【アーマダバード】Indian Petrochemicals Corporation Limited (IPCL)はグジャラート州Gandharのガス・クラッカーの年産能力を30万トンから36万5000トンに拡張したが、天然ガス供給の逼迫から一層の拡張には慎重になっているようだ。
ビジネス・スタンダードが9月1日伝えたところによると、IPCLの親会社Reliance Industries Limited(RIL)はこの他、グジャラート州Vadodaraに年間処理能力13万トンのナフサ・クラッカーを、マハラシュトラ州Nagothaneに同40万トンのガス・クラッカーを保持する。
Gandharプラントのキャパシティーはデボトルネッキングにより40万トンに拡張でき、RILはさらに50万トンに拡張する可能性も検討している。しかし、Gandharガス田の埋蔵量が底をつき、天然ガスの供給確保が困難なことから、一層の拡張には慎重になっている。その実、Gandharプラントは、しばらく前から天然ガスと輸入プロパンを併用している。
IPCLオフィシャルによると、Gandharのエチレン・クラッカーのキャパシティーを拡張できたのは、ガス処理施設のエタン・プロパン回収ユニット(EPRU:ethane and propane recovery unit)のキャパシティーを9 mmscmd(metric million standard cubic meter of gas per day)から11 mmscmdに拡張したことによる。しかしGandharガス田の供給量は不十分で同社は輸入したプロパンもエチレン・クラッカーの原料として利用している。

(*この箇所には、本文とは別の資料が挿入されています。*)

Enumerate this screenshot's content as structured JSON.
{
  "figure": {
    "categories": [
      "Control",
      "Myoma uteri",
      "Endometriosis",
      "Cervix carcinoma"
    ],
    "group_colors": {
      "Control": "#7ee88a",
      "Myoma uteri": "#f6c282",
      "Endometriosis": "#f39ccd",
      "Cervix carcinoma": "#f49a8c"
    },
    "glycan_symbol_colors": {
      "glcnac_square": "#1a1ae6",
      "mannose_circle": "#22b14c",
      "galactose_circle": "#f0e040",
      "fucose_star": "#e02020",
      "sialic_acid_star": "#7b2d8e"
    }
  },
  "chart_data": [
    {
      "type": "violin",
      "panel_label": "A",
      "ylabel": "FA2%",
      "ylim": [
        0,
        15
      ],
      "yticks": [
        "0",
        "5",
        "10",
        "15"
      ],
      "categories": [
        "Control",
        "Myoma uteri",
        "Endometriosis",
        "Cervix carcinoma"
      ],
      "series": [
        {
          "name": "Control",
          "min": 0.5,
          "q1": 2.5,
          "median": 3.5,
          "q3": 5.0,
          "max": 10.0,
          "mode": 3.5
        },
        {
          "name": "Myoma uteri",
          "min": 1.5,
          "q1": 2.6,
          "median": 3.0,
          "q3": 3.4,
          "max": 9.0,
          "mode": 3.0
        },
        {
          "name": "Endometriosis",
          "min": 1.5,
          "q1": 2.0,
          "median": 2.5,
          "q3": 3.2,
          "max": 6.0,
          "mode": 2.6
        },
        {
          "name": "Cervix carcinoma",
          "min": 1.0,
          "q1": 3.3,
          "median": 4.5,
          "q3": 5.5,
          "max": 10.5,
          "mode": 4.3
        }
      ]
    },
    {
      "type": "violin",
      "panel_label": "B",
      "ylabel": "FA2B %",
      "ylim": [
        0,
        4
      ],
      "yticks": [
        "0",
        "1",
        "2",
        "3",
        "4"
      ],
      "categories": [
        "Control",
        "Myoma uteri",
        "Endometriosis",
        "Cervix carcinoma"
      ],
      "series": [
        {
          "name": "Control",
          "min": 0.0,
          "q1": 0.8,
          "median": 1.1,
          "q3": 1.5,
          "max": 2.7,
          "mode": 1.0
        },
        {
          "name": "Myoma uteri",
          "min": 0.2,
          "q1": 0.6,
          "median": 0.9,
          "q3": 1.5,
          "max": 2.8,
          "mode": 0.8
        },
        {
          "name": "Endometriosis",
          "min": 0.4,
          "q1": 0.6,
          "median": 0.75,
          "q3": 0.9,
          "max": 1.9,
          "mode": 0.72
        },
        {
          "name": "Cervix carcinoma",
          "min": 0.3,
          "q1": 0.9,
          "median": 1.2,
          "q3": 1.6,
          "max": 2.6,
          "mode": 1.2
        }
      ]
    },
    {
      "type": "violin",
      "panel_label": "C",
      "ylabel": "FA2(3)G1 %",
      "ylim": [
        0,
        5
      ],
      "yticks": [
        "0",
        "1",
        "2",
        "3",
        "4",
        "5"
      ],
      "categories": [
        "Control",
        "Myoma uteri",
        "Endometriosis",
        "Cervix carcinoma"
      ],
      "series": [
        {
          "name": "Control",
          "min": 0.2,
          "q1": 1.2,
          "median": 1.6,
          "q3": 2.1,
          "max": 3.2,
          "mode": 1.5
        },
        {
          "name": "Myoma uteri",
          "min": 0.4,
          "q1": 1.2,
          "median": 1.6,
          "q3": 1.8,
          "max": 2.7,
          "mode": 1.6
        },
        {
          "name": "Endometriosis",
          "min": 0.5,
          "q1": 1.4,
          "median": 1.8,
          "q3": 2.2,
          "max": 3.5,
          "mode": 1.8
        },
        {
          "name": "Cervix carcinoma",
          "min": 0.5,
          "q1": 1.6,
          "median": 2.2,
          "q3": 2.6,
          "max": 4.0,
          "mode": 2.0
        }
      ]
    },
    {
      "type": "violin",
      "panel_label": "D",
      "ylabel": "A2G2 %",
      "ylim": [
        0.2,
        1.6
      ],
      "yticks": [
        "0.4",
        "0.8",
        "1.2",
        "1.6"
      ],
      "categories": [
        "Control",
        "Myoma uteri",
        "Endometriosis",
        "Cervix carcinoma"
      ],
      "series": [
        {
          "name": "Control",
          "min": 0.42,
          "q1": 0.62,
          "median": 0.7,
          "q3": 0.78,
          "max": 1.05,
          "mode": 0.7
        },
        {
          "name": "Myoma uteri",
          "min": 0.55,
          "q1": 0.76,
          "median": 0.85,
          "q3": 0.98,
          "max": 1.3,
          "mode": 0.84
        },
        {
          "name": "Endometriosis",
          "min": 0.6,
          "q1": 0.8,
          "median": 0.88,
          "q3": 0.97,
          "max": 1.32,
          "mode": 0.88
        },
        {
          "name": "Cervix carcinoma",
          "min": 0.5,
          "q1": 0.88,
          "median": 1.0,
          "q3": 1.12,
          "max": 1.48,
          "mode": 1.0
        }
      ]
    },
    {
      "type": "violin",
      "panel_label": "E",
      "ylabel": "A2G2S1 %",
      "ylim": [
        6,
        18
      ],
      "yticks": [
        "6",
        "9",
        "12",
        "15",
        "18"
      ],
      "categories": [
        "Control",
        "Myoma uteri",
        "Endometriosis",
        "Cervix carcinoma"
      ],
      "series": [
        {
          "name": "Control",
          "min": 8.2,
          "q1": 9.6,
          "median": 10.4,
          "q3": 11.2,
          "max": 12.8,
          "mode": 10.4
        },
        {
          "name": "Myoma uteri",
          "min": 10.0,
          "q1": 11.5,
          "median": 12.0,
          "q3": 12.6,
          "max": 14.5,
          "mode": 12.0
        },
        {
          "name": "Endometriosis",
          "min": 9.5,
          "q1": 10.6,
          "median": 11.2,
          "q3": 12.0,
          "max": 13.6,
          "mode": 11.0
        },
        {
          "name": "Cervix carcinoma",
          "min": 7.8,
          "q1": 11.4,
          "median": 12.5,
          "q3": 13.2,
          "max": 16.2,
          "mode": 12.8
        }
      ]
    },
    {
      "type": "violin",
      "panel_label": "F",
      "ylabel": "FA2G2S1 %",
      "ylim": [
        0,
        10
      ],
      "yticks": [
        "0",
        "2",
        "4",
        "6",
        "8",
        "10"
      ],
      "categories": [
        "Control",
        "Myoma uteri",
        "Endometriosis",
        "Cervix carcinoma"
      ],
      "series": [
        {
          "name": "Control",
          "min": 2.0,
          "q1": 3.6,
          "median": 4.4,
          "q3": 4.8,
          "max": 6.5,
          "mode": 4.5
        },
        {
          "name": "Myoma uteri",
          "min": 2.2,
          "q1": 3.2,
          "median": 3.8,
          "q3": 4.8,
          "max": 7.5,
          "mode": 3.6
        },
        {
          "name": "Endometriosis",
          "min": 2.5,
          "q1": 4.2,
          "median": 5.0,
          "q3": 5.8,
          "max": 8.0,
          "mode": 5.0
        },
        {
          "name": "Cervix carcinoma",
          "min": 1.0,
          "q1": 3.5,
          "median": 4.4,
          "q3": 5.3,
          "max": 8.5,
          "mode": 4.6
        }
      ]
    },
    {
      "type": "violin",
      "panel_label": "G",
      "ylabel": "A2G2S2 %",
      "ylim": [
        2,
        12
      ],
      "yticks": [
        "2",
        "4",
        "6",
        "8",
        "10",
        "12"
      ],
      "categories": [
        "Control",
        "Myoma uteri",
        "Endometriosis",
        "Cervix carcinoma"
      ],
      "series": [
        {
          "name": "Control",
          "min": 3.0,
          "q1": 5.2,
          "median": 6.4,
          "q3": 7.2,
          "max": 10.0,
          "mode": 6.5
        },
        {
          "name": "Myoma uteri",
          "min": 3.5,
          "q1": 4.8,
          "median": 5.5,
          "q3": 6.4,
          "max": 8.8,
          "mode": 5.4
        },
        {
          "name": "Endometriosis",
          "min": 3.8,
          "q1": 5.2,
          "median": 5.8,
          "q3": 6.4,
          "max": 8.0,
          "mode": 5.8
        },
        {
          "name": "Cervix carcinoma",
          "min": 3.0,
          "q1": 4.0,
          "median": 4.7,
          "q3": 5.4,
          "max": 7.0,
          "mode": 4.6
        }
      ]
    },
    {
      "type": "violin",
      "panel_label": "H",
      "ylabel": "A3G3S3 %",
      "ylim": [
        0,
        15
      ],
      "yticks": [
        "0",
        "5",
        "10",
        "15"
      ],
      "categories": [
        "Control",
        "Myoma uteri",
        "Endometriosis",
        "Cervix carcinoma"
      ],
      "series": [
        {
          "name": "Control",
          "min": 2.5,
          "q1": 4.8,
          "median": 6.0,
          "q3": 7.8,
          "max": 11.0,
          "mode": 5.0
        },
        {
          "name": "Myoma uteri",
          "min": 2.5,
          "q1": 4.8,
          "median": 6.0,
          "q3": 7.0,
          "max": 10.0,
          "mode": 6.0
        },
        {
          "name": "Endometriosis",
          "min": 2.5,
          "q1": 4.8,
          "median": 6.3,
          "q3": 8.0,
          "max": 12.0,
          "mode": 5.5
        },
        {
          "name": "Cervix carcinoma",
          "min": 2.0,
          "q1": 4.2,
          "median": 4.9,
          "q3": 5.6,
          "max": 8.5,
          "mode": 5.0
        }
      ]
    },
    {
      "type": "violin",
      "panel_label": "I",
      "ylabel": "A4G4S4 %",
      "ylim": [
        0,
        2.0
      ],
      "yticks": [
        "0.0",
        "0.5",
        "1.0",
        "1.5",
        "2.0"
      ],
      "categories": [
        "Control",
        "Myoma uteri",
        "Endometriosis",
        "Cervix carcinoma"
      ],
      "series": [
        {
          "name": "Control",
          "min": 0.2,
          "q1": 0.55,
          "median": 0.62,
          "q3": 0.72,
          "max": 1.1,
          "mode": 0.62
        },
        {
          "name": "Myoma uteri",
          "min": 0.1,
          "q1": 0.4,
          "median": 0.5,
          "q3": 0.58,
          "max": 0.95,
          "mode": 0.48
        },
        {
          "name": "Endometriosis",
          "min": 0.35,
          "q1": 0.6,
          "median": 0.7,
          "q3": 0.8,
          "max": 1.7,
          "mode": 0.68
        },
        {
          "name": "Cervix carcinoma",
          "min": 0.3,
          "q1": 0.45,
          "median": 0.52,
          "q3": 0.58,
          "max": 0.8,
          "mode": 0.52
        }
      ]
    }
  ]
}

Gandhaガス田のガス埋蔵量は当初9mmscmdと見積もられていた。ガス・クラッカーも同見積もりをベースに設計されたが、Gas Authority of India Ltd (GAIL)が1992年にOil and Natural Gas Corporation (ONGC)からガス供給業務を引き継いだ後、同見積もりは5mmscmdに下方修正された。現在IPCLのGandharプラントはGandharガス田から1.5mmscmdもしくはそれを下回る供給を受けているに過ぎない。このためHazira-Gandharガス・パイプラインから別途6mmscmdのガスを調達しているが、それでもエチレン・クラッカーが必要とする量の40%に過ぎない。不足分は輸入プロパン等により補う他ない。しかし輸入プロパンはハイコストで、季節的な価格変動も激しい。こうしたことから観測筋は、Krishna Godavari海盆ガス田の生産が軌道にのるまで、RILがGandharエチレン・クラッカーの一層の拡張を見合わせるものと予想している。